Prescription
La prescription d’une action en justice peut être, dans certains cas, suspendue ou interrompue.
Suspension contre interruption de prescription : quelle différence ?
La suspension arrête temporairement le cours de la prescription sans effacer le délai déjà couru (C. civ. art. 2230)
L’interruption efface le délai de prescription acquis et fait courir un nouveau délai de même durée que l’ancien (art. 2231).
Les causes de report du point de départ de la prescription
Articles 2233 à 2237
La prescription ne court pas :
- A l’égard d’une créance qui dépend d’une condition, jusqu’à ce que la condition arrive ;
- A l’égard d’une action en garantie, jusqu’à ce que l’éviction ait lieu ;
- A l’égard d’une créance à terme, jusqu’à ce que ce terme soit arrivé.
- Contre les mineurs non émancipés et les majeurs en tutelle
- Entre époux, ainsi qu’entre partenaires liés par un pacte civil de solidarité.
- Contre l’héritier acceptant à concurrence de l’actif net, à l’égard des créances qu’il a contre la succession.
Les causes d’interruption de la prescription
- La reconnaissance par le débiteur du droit de celui contre lequel il prescrivait interrompt le délai de prescription. 2240
- La demande en justice, même en référé, interrompt le délai de prescription ainsi que le délai de forclusion, et ce jusqu’à l’extinction de l’instance (sorte d’effet suspensif durant l’instance). 2241
Les causes de suspension de la prescription
La prescription est suspendue :
- lorsque le juge fait droit à une demande de mesure d’instruction présentée avant tout procès. Le délai de prescription recommence à courir, pour une durée qui ne peut être inférieure à six mois, à compter du jour où la mesure a été exécutée. (2239)

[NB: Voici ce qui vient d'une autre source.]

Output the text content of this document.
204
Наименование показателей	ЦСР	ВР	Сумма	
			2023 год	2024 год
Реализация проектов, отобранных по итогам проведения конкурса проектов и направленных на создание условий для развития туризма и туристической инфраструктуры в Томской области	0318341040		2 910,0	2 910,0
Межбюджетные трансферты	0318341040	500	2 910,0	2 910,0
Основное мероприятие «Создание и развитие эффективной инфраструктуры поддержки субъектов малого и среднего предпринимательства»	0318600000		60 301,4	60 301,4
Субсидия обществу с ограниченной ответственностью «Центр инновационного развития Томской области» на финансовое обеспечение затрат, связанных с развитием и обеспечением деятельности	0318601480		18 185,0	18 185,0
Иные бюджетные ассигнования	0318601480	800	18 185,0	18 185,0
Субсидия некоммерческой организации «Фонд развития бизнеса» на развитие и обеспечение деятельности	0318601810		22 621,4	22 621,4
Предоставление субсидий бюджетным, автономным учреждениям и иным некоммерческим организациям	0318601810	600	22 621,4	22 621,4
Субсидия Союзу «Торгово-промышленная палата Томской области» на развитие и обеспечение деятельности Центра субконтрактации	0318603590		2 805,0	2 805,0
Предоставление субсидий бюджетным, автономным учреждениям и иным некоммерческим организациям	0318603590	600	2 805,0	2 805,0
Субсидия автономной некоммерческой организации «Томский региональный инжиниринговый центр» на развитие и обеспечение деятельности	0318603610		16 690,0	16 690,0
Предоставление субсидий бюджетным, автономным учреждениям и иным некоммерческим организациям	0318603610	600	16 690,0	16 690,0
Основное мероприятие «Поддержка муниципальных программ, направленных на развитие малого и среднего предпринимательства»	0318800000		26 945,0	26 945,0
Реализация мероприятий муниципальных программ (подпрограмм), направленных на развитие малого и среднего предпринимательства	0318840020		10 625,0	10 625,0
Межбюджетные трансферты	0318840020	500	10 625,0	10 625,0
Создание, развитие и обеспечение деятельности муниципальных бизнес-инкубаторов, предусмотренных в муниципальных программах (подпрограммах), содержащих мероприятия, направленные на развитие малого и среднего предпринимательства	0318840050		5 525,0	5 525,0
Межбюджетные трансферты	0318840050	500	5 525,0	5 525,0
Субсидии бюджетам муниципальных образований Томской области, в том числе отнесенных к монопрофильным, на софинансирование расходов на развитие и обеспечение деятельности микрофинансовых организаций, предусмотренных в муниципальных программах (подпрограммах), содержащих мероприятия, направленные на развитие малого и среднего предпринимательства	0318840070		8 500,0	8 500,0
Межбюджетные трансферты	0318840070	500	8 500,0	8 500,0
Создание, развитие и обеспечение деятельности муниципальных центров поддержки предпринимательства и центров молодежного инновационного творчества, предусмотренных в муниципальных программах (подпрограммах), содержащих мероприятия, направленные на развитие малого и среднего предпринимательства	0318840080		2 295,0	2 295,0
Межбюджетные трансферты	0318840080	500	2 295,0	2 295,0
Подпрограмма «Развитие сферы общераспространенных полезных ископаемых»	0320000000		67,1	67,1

- en cas de médiation ou conciliation ou conclusion d’une convention de procédure participative
Prescription et désignation d’un expert judiciaire, quelle incidence ?
La prescription est notamment suspendue lorsque le juge fait droit à une mesure d’instruction présentée avant tout procès (art. 2239).
Mais elle est interrompue par « une demande en justice, même en référé » (art. 2241). Par exemple la désignation du tiers prévu à l’article par l’article 1843-4. ((Cass. com. 10-7-2024 no 22-24.794)
Qui en bénéficie ?
L’interruption puis la suspension de la prescription entraînées par le prononcé d’une mesure d’instruction ne profitent qu’à la partie qui a demandé cette mesure (Cass. 3e civ. 19-3-2020 no 19-13.459 FS-PBRI : RJDA 7/20 no 405). La partie en défense doit s’associer à la demande en formulant également des prétentions (par exemple liées à l’évaluation de l’indemnité d’éviction). De simples protestations ou réserves ne suffisent pas.
La forclusion
Quand s’applique la forclusion (et non la prescription) ?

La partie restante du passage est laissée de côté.